The Runaways Review
I love it when a film surprises me; it's my favorite thing about being a critic. This year's South by Southwest film festival saw the regional premiere of The Runaways, a biopic of the titular all-girl rock band from the late '70s, starring Dakota Fanning as lead singer Cherie Currie and Kristen Stewart as guitarist Joan Jett. Having despised the Twilight films, and doubting seriously that Stewart could act her way out of a paper bag, I expected to hate this film. But what I saw from her turned out to be the biggest surprise of the festival.
I have to admit I was completely wrong about Stewart's ability to play the goddess of punk. Stewart clearly did her homework, because she is fantastic. It's not just the eerie physical resemblance; Stewart inhabits Jett with every movement she makes. In her first few scenes, the lines coming out of her mouth sounded more petulant than rebellious, and I was worried. But as the movie progresses, the character begins to communicate more with movement than with words and it is phenomenal. The strongest part about her performance is that she captures Joan's raw, uncompromising love for rock music.

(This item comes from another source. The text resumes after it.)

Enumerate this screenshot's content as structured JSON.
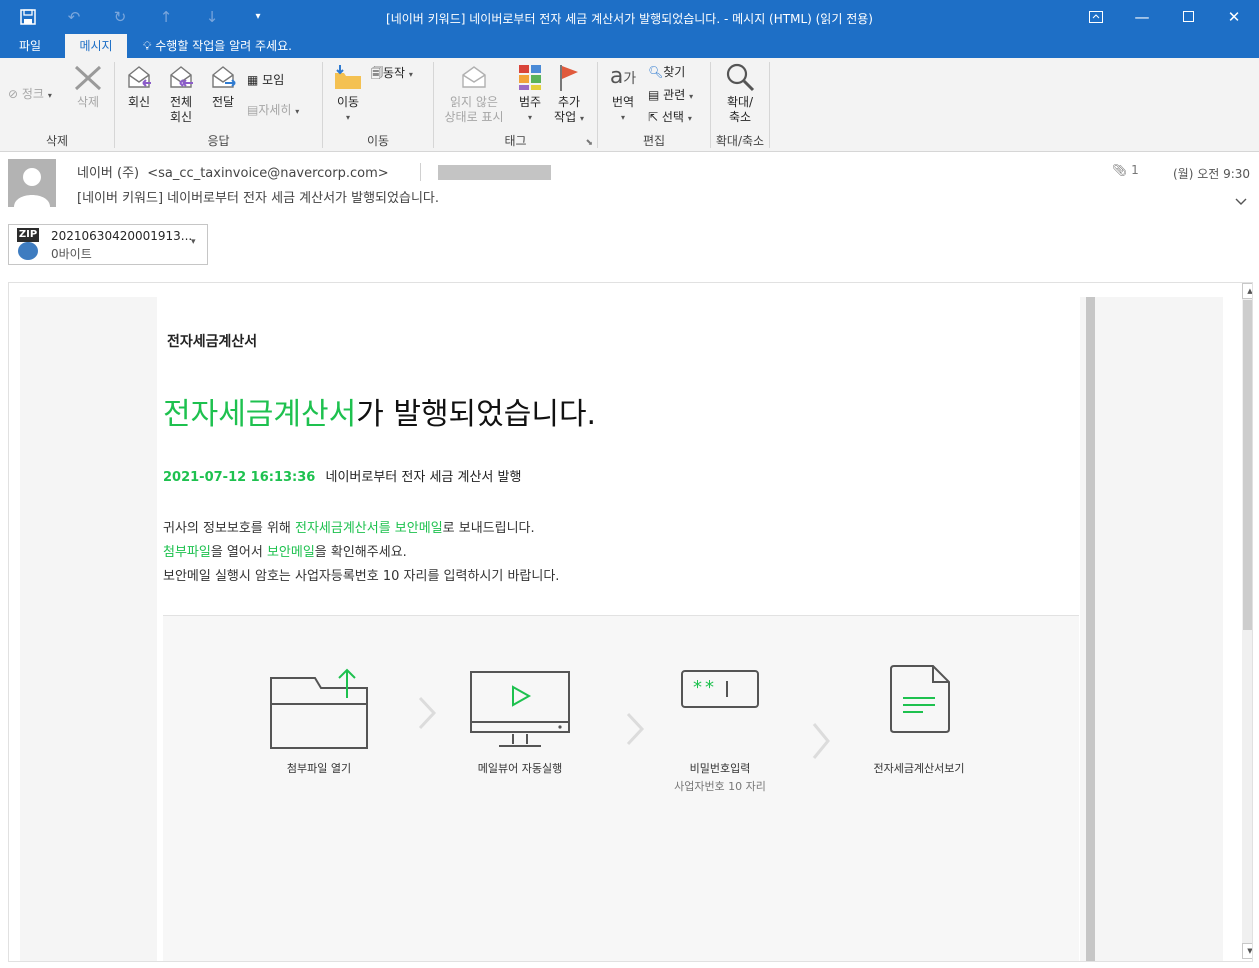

Fanning plays Cherie with such fearless discovery that it's impossible to take your eyes off her as she slowly discards her suburban shell and embraces the rock diva within her. Every decision she makes seems designed to reject the cutesy teen girl archetype, which parallels the struggle of this pioneering punk band. Then again, has anyone ever doubted the abilities of Fanning? We can try to keep her locked in a child-actor box and criticize her inflated sexual awakening, but that viewpoint is not only hypocritical, it criminally underestimate her talent.
As well-crafted as Fanning's and Stewart's performances are, the actor who really steals this movie is Michael Shannon, who plays the band's producer, Kim Fowley. To say the real Fowley was a larger-than-life personality doesn't even scratch the surface of his presence. He is a whirlwind of vulgarity and an unstoppable publicity genius. Shannon approaches the role with the kind of uninhibited mania that most actors aspire to, but few can pull off without drifting into caricature. Fowley may be outrageous, but Shannon keeps the character just grounded enough that, given the frenzied zeitgeist of the late '70s, you have no trouble believing this guy really existed just as he appears on screen.
As impressive as its performances are, The Runaways is by no means a perfect film. Its storytelling and framing of events mimic the paint-by-numbers formula of the standard rock rise-and-fall tale, strictly adhering to the basic biopic beat structure, right down to the requisite montages. The biggest disappointment about the film is it fails to illustrate clearly the rift between Cherie and Joan that developed after the band broke up. The eventual estrangement is only touched upon at the end, when we're told it resulted from of a personal falling out between the two women. It is strikingly incongruent to the events we've seen and demonstrates a real weakness in the script. As a result, the ending feels abrupt and unsatisfying.
Hollywood.com rated this film 3 stars.